About two months ago, I saw the doctor. His advice, “Go to the gym and get some exercise.” Well that’s pretty easy, since I am a member of the YMCA of Northern Alberta. Then thing is, is I have been irregularly going to the gym for about 2-years now. I go and play floor hockey, shoot some hoops, take a drop-in course, shoot some hoops, touch a couple of weights, walk/jog/walk the track and meet up with friends. What I have not been doing is really “exercising” and by this I mean making it a daily routine, writing up a weekly fitness plan and sticking to it. Part of this is sheer laziness which has grown on me since coming back from South Korea. In South Korea my work was 1pm to 9pm. I would wake up, eat a quick breakfast, hit the gym for up to a couple of hours, drink plenty of water, eat lunch and go to work. After work I would eat dinner, grab my gym gear and go play drop-in sports; soccer, basketball or rugby.
Fast forward to present day and I have been on a regular “on again, off again” workout routine. Then my significant other was passively talked into becoming a fitness instructor at the YMCA by some colleagues. She’s now learning to teach a course called Group Fight. As I know the doctor wants me to get into shape and the wife is doing this course thing, I decided to jump on the band wagon. Well, no stretching a bit of a warm-up and viola! pulled a groin and hip muscle.
Now I am rehabbing my right hip, knee and ankle while she jumps around in the living room. This is when I decided to start doing some research about how I should actually warm up before a routine. The Group Fight warm-up is great, for what I would call “already fit people” and not “slightly overweight or definitely overweight people.” I fit into these categories myself and I’m over 40. Not a great combination. It’s AWESOME exercise, a great routine, if you can survive it and I am certain with all this exercise it will take off quickly.
A colleague of mine, her fiancé is a fitness guru and has a local website called Your Fitness Corner. On his website I located articles for newbies and started reading. Then I came across “Best Exercises for Newbies” which says, “In this article I’m going to give you the 4 best exercises that you can do to build a balanced, strong and muscular body.”
- Barbell Deadlift
- Front Barbell Squat
- Bench Press
Front squats are a fantastic exercise to help you build a thick lower body, develop a strong posture, and strengthen your core.
The bench press is very effective in stimulating the chest, shoulders, and triceps.
Chinups/pullups are great for biceps, lats and rear delts (shoulders) development.
If you are like me, some of this sounds fairly simple, bench press, yep, understand how-to do that. However do you know how-to do it correctly without hurting yourself? Maybe. Well, that’s why I took some time and looked up some workout videos on YouTube for you. Check out below for some videos on the “do’s and do not’s” to assist you with your new training regime at the gym.

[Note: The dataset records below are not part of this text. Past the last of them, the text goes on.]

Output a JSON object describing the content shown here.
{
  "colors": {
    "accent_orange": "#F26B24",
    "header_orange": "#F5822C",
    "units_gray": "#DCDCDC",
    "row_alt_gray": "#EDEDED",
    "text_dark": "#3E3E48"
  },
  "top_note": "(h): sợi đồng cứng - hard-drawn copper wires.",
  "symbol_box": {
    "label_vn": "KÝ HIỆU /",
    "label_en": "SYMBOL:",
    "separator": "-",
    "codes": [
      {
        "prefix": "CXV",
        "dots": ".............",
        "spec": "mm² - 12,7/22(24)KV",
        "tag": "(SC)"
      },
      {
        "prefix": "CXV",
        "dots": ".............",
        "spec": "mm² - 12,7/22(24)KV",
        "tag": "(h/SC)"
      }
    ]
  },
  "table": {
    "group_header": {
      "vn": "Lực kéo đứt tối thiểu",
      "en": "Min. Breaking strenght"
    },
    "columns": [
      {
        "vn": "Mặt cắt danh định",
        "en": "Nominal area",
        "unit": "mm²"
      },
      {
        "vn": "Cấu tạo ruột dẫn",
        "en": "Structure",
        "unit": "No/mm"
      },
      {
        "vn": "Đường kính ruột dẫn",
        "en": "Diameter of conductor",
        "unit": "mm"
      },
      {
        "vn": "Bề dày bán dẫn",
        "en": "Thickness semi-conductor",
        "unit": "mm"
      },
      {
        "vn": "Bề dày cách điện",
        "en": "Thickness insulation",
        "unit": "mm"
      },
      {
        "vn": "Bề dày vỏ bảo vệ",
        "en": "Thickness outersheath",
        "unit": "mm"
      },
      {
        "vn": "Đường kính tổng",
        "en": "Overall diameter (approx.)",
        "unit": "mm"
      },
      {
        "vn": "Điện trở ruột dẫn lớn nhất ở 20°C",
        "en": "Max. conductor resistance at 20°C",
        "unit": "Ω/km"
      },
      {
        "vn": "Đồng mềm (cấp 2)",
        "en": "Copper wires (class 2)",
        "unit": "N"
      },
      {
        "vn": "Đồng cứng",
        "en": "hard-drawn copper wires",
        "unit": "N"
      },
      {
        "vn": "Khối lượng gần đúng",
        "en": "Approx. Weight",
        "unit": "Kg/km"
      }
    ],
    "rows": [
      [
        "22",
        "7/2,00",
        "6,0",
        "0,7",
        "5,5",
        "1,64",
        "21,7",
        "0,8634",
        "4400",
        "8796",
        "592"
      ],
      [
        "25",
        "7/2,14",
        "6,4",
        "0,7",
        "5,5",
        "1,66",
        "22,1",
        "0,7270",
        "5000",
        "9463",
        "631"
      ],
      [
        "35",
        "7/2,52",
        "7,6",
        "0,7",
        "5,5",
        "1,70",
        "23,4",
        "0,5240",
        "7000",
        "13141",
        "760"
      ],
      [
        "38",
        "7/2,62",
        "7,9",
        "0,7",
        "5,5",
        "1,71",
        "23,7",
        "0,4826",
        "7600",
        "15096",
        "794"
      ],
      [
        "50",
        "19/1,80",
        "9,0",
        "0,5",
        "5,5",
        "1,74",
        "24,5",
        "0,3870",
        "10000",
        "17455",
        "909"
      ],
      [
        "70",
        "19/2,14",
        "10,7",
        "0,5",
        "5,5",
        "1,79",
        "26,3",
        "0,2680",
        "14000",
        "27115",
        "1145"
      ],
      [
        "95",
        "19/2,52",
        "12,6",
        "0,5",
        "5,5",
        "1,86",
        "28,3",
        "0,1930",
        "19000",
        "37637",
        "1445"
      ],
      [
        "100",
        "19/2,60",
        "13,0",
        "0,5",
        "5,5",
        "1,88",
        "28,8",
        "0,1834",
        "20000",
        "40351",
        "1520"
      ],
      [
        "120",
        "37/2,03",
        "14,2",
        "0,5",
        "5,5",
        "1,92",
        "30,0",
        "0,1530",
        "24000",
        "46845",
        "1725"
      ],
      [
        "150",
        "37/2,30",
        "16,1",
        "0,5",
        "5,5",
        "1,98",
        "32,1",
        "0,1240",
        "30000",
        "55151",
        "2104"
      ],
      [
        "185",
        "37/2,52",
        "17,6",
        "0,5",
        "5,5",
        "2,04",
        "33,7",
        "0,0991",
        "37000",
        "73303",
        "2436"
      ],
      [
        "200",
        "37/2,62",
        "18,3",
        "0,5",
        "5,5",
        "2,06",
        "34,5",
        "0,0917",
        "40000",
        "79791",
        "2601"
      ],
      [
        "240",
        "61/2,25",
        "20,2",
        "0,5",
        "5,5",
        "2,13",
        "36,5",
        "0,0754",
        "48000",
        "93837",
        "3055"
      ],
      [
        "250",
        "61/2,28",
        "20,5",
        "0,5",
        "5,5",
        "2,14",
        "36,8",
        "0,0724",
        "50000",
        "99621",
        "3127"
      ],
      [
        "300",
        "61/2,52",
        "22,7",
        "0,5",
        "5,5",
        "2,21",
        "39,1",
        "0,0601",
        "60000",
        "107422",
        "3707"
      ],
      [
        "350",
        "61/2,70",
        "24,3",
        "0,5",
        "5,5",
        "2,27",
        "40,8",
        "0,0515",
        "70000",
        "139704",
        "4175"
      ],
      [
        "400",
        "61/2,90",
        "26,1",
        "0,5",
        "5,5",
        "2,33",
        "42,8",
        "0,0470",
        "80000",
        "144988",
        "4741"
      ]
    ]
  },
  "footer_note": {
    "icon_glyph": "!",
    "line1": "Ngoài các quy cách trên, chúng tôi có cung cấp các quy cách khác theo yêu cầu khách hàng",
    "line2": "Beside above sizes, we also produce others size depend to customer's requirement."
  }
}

Deadlifts – 5 Most Common Deadlift Mistakes
How to Perform the Deadlift – Proper Technique and Form
How to Perform the Front Squat
How to Perform Bench Press – Tutorial & Proper Form
How to Perform Pull Ups – Proper Pull-up Exercise Tutorial
As per Your Fitness Corner, ‘The reason why these exercises are so effective in building strength and size to the body, is that they are heavy exercises that utilize many muscle fibers to perform the action, and they’re intense enough, that the body is forced to produce more testosterone. Not only that, these exercises resemble basic movements and actions. Pulling yourself up to a bar, lifting something off of the ground, and pushing something with your arms. These are all natural body movements that everyone is comfortable with doing and knows how to do.’